Maybe I am mistaken, but if you search this string +divorce+refinance you get a weird result. If you want to search both words, your should search for +divorce +refinance (with a space between).
I tested it and it returns only one row:
Divorce: Paying Off Spouse = Rate/Term Refinance
Your problem relates to the create a prioritized boolean query and for this type of query one has to go in depth of Boolean search and to now how the Boolean search is performed. In simple words let me explain you why the second number result of result is shown.
Once should first understand what does Boolean means in programming? It means either condition is true or false i,e 0 to 1.
Now let me explain for the Boolean search is performed? You have given two words. Let us search the row by row in Boolean mode. Search engine start and searches the row by row now where ever the First word is found, it makes the record true and give score as 1 to the rows in which the first word is found and also prepare the numbers of words found in the row.
Now it moves the next word and do the same process gives the record True and makes a list of records wherever the word is found and also prepare the number of words found in the row.
Now there are two rows of results are available and they are clubbed and with the priority is given to the words with the maximum number of words and row here is the main problem lies.
First >>> total nos. >> Second >> total nos. >>> Final >> row Word >>> Results >> Word >>>> of words > > > Results >>no >>Answer
1 >>>>>>>> 2 >>>>>>>>1>>>>>>>>>1>>>>>>>>1.33>>>> 1 >>> 1.33 0 >>>>>>>> 0 >>>>>>>>2>>>>>>>>>2>>>>>>>>1.25>>>> 2 >>> 1.25 0 >>>>>>>> 0 >>>>>>>>1>>>>>>>>>0>>>>>>>>1.25>>>> 3 >>> 1
While clubbing two results lists when true added with false then result is true, as if you add 1 + 0 = 1 and the results are should with value more than 1. So, while scoring the relevancy to the words found it is always found that the search engine shows the results where it found any word.

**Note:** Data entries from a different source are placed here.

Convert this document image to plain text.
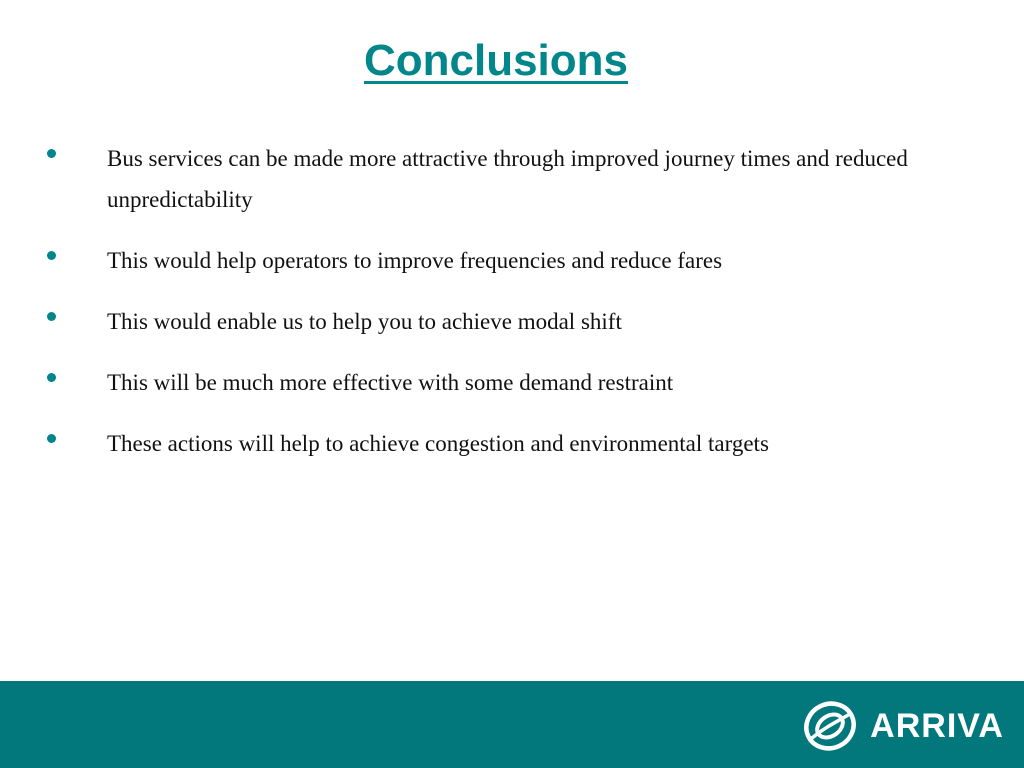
Conclusions
Bus services can be made more attractive through improved journey times and reduced unpredictability
This would help operators to improve frequencies and reduce fares
This would enable us to help you to achieve modal shift
This will be much more effective with some demand restraint
These actions will help to achieve congestion and environmental targets
ARRIVA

Scoring relevancy queries are done in two types either ignore the scores which are equal to one and only do calculations on the records who's score is greater than 1. Second is to make such a query that it never shows the records equal to one. As in your case you can so the below things also to get the correct results for two words:
SELECT *, ( (1.3 * (MATCH(title) AGAINST ('+term +term2' IN BOOLEAN MODE))) + (0.6 * (MATCH(text) AGAINST ('+term +term2' IN BOOLEAN MODE))) ) AS score FROM results WHERE ( MATCH(title, text) AGAINST ('+term +term2' IN BOOLEAN MODE) ) HAVING relevance > 0 ORDER BY relevance DESC;
I know that using the word HAVING make the query little slow but there is no other solution available. Hope this solves your query.